Il campanile aveva in origine una funzione strategica, essendo una torre addossata alla fortificazione che si collegava al colle retrostante. Il portale, ricco di ornamenti, colpisce per il movimento ed il fine intreccio delle arcatelle e dei polastrini. Il restauro del 1980 ad opera della Soprintendenza archeologica ha portato alla luce i resti delle due basiliche preesistenti oltre che i resti delle mura greche risalenti al IV secolo a.c.
Realizzata tra il 1787 e il 1789. Successivamente alla costruzione del Lazzaretto, Porta Pia rappresentava un entrata monumentale alla città, lungo la litoranea voluta da Pio VI.
La facciata rivolta verso il mare, in pietra d'Istria, risulta più ricca di quella in bugnato a blocchi di arenaria esposta verso la città.
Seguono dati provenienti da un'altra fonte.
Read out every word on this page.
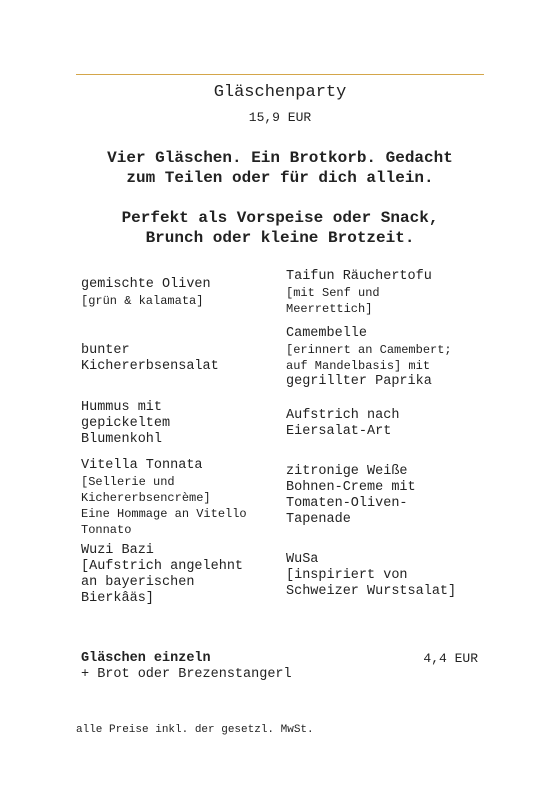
Gläschenparty
15,9 EUR

Vier Gläschen. Ein Brotkorb. Gedacht

zum Teilen oder für dich allein.

Perfekt als Vorspeise oder Snack,

Brunch oder kleine Brotzeit.

gemischte Oliven
[grün & kalamata]
bunter
Kichererbsensalat
Hummus mit
gepickeltem
Blumenkohl
Vitella Tonnata
[Sellerie und
Kichererbsencrème]
Eine Hommage an Vitello
Tonnato
Wuzi Bazi
[Aufstrich angelehnt
an bayerischen
Bierkâäs]
Taifun Räuchertofu
[mit Senf und
Meerrettich]
Camembelle
[erinnert an Camembert;
auf Mandelbasis] mit
gegrillter Paprika
Aufstrich nach
Eiersalat-Art
zitronige Weiße
Bohnen-Creme mit
Tomaten-Oliven-
Tapenade
WuSa
[inspiriert von
Schweizer Wurstsalat]
Gläschen einzeln	4,4 EUR
+ Brot oder Brezenstangerl
alle Preise inkl. der gesetzl. MwSt.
L'opera, realizzata su progetto di Filippo Marchionni, figlio di Carlo Marchionni, si presenta ancora oggi in forme barocche ed ha una spetto imponente che ne esalta il duplice significato simbolico di collegamento e di difesa dell'entrata alla città.
In una posizione strategica e suggestiva, nell'area portuale al di fuori delle vecchie mura della città antica, la Mole Vanvitellina (vecchio Lazzaretto) è oggi sede di iniziative culturali e musicali. Progettata dal celebre Luigi Vanvitelli nella caratteristica forma pentagonale, ha una lunga storia che, dal periodo di progettazione e costruzione (25 aprile 1732 data dell'inizio dei lavori), l'ha vista rappresentare per la città svariate funzioni: zona di sosta per persone e merci che provenivano da zone sospette, ospedale, caserma, magazzino doganale, magazzino dei Tabacchi; nel 1860 fu addirittura al centro della battaglia per la presa di Ancona.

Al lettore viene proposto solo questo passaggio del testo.